"I’m happy you knew it was me," I said.
"Your costume is really good, but you didn't think I bought that whole migraine routine, did you?"
I stared at Casey with a disbelieving expression. "Yes, I did. Everyone buys it. Brooks has been with us for years and he buys it every single time. It takes us an hour to get into character. I start talking about my head hurting the day before."
"I'm not saying you're not good at it," Casey said. "But there were a few things that gave you away."
Chapter 8
Summer
I was completely floored that Casey so easily and nonchalantly knew who I was. We walked to his truck, and I thought about all the things I had said while we had been together—the way I vaguely pretended to be my sister and he went along with it. I could not figure him out, and he had me figured out at a glance. I felt vulnerable with him. I wanted him to hold me, and that was completely unacceptable for a singer and her security. There was no way I could have a relationship with a temporary bodyguard. I had been telling myself that all week.
But, man oh man, did I love spending the afternoon with Casey. And the best part of it all was that he had no interest in my sister. That was way too gratifying. I had been surprisingly upset when he was willing to kiss her, and surprisingly relieved when he revealed he knew who I was.
I was stunned about being so easily found out, and the last few minutes we spent at the monastery, along with the time getting into the truck… it was all a big blur.
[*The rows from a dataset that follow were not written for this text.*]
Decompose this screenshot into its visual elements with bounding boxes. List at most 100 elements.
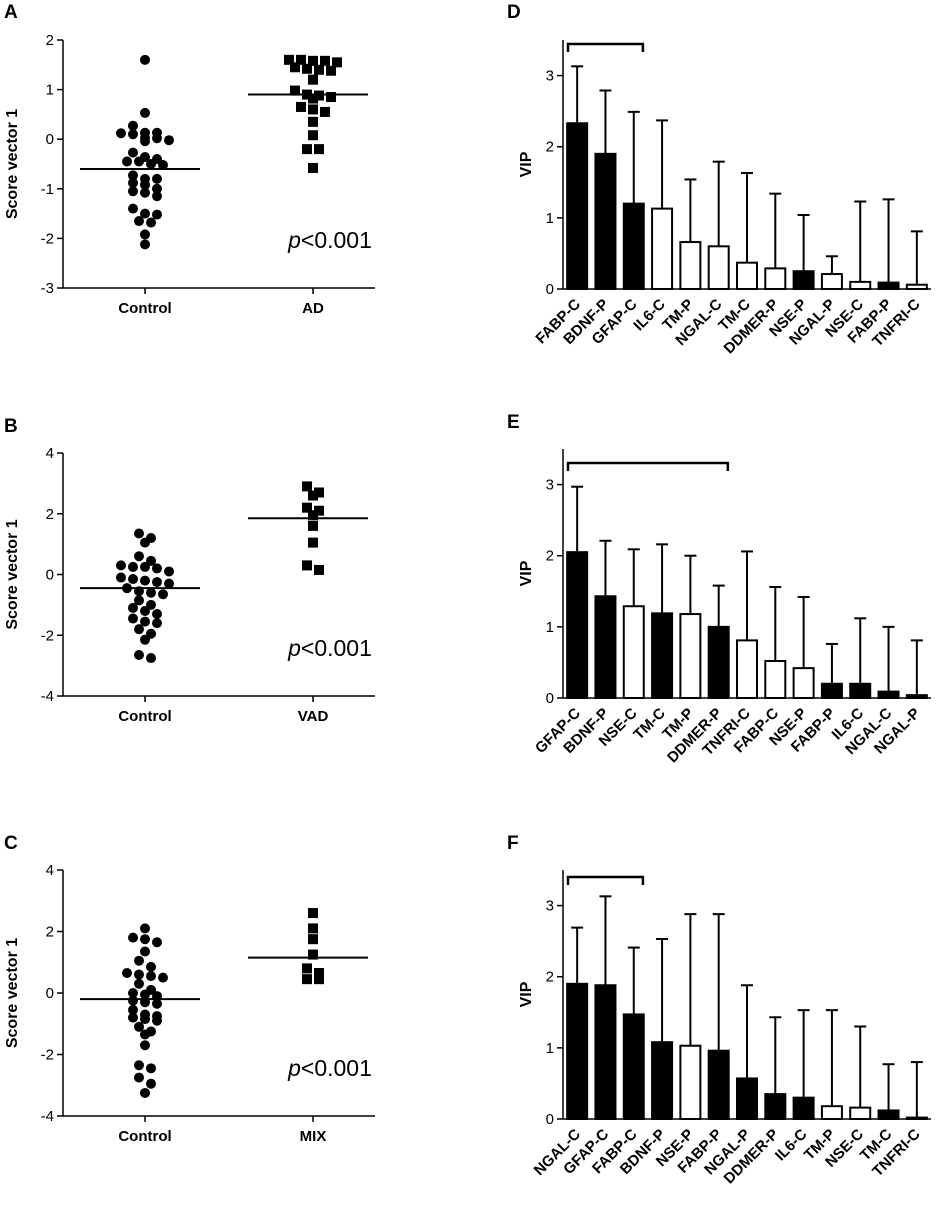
- data-point: [308, 116, 318, 127]
- y-tick-label: 0: [46, 567, 54, 584]
- data-point: [140, 1029, 150, 1040]
- data-point: [302, 481, 312, 492]
- bar: [566, 122, 589, 291]
- y-tick-label: 2: [46, 32, 54, 49]
- bar: [679, 241, 702, 290]
- data-point: [140, 634, 150, 645]
- data-point: [134, 969, 144, 980]
- data-point: [140, 537, 150, 548]
- data-point: [134, 624, 144, 635]
- data-point: [314, 505, 324, 516]
- data-point: [134, 551, 144, 562]
- data-point: [152, 577, 162, 588]
- data-point: [158, 589, 168, 600]
- bar: [651, 1041, 674, 1121]
- data-point: [128, 170, 138, 181]
- bar: [679, 613, 702, 700]
- data-point: [128, 995, 138, 1006]
- panel-f-vip-bar-chart: FVIPNGAL-CGFAP-CFABP-CBDNF-PNSE-PFABP-PN…: [507, 833, 931, 1187]
- data-point: [140, 1014, 150, 1025]
- data-point: [140, 934, 150, 945]
- y-axis-title: VIP: [518, 560, 535, 586]
- bar: [820, 682, 843, 699]
- data-point: [308, 520, 318, 531]
- data-point: [146, 1063, 156, 1074]
- data-point: [146, 653, 156, 664]
- data-point: [308, 537, 318, 548]
- y-tick-label: 2: [46, 924, 54, 941]
- data-point: [164, 578, 174, 589]
- data-point: [152, 173, 162, 184]
- data-point: [140, 1040, 150, 1051]
- y-axis-title: Score vector 1: [4, 938, 21, 1048]
- data-point: [140, 1087, 150, 1098]
- data-point: [128, 932, 138, 943]
- data-point: [314, 64, 324, 75]
- data-point: [308, 74, 318, 85]
- y-axis-title: Score vector 1: [4, 109, 21, 219]
- data-point: [152, 183, 162, 194]
- data-point: [152, 209, 162, 220]
- panel-label: C: [4, 833, 18, 854]
- data-point: [314, 974, 324, 985]
- data-point: [152, 191, 162, 202]
- data-point: [146, 587, 156, 598]
- data-point: [128, 1012, 138, 1023]
- data-point: [152, 133, 162, 144]
- data-point: [146, 971, 156, 982]
- x-category-label: AD: [302, 300, 324, 317]
- panel-a-score-plot: A -3 -2 -1 0 1 2 Score vector 1 Control AD p<0.001: [4, 2, 375, 317]
- data-point: [308, 93, 318, 104]
- y-tick-label: 3: [546, 898, 554, 915]
- data-point: [146, 628, 156, 639]
- y-tick-label: 1: [46, 82, 54, 99]
- y-tick-label: -2: [41, 1047, 54, 1064]
- data-point: [308, 55, 318, 66]
- data-point: [128, 1004, 138, 1015]
- data-point: [302, 502, 312, 513]
- bar: [707, 245, 730, 290]
- x-category-label: IL6-C: [630, 296, 669, 335]
- data-point: [140, 179, 150, 190]
- y-tick-label: 4: [46, 862, 54, 879]
- data-point: [128, 177, 138, 188]
- data-point: [308, 923, 318, 934]
- y-tick-label: 1: [546, 619, 554, 636]
- bar: [820, 273, 843, 290]
- data-point: [140, 575, 150, 586]
- data-point: [302, 560, 312, 571]
- bar: [679, 1044, 702, 1121]
- data-point: [140, 187, 150, 198]
- data-point: [140, 107, 150, 118]
- bar: [594, 595, 617, 699]
- y-tick-label: 1: [546, 210, 554, 227]
- bar: [877, 690, 900, 700]
- data-point: [128, 203, 138, 214]
- data-point: [308, 510, 318, 521]
- data-point: [134, 595, 144, 606]
- y-tick-label: 0: [546, 281, 554, 298]
- data-point: [332, 57, 342, 68]
- data-point: [146, 159, 156, 169]
- data-point: [296, 101, 306, 112]
- x-category-label: Control: [118, 300, 171, 317]
- bar: [764, 267, 787, 290]
- data-point: [116, 128, 126, 139]
- data-point: [290, 85, 300, 96]
- x-category-label: MIX: [300, 1128, 327, 1145]
- x-category-label: TM-C: [630, 705, 669, 744]
- data-point: [308, 949, 318, 960]
- bar: [792, 270, 815, 291]
- data-point: [152, 937, 162, 948]
- data-point: [314, 564, 324, 575]
- bar: [877, 1109, 900, 1121]
- bar: [764, 1093, 787, 1120]
- y-tick-label: -1: [41, 181, 54, 198]
- data-point: [134, 528, 144, 539]
- y-tick-label: -2: [41, 627, 54, 644]
- p-value-symbol: p: [287, 1055, 301, 1081]
- y-tick-label: 3: [546, 477, 554, 494]
- y-axis-title: VIP: [518, 151, 535, 177]
- data-point: [296, 54, 306, 65]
It was unreal that Casey had so calmly found me out, and my nerves were all bent out of shape about it.
"I still can't get out of this wig, even though you know who I am," I said when we were in his truck.
"It's fine," he said.
"I would do it. I would love to take it off and be normal now that you know, but I have to keep it on."
"I know. You have to see Brooks when you get back, and there might be people waiting at your hotel."
"Yeah," I agreed.
The radio was set to a rock station, and I had such a romantic feeling that I might as well have been at a high school dance. I thought of writing a song about going back in time.
I didn't have a normal childhood. I did go to a couple of school dances, but nothing romantic ever happened at any of them. I had been on a stage for what felt like all my life, and I always had the sensation that I was in the public eye. The school dances I made up in my head were much better than the ones I actually went to. I knew I would channel these romantic, nostalgic feelings I was having with Casey and have a good writing session later that night.
"What are you thinking?"
"I'm just thankful for this day. I'll write about it, in one way or another, tonight. I was also thinking about what you said in church, and I should've known that part of your job is pretending to be someone else. You're so mysterious. I'm thankful you're that way because I feel like you have as much to lose as I do if it comes out that we've…"
I trailed off, feeling like I was about to say something to mess it up.
"That we've what?"
"That we've anything—that we've had this conversation, honestly. I don't care. I just want to be held. I wish we could go somewhere that you could just stand there and wrap your arms around me because I just feel so deprived of that."
"Let's go."
"What? Where?"
"We're not being followed," he said. "Let's go for a drive."
"I wish you had a blanket and we could park somewhere and lay down in the back of your truck."
Thirty minutes later, we were doing just that. Casey stopped by his brother's house where he borrowed a blanket. I waited in the truck so he didn’t have to explain who I was. I saw his brother through the window, and I wished I had gone inside to meet him. I liked Casey. I trusted him and I felt at home with him.
We drove to a place in the woods. I had no idea where we went, but it took fifteen minutes to get there. The trip seemed like one minute. We talked honestly about my life on the road. Casey told me that he was often on the road as well, and he trusted me enough to share more about his job—things that I swore to never repeat. I told him some of my hidden insecurities, and he sympathized with me and encouraged me.
Neither of us could foster a relationship at this time in our lives, and both of us were relieved to have found someone in the same situation—someone we could temporarily get close to.
The back of Casey's truck was clean and tidy and covered with one of those black bed-liners.
"Where are we?" I asked as I climbed up into it.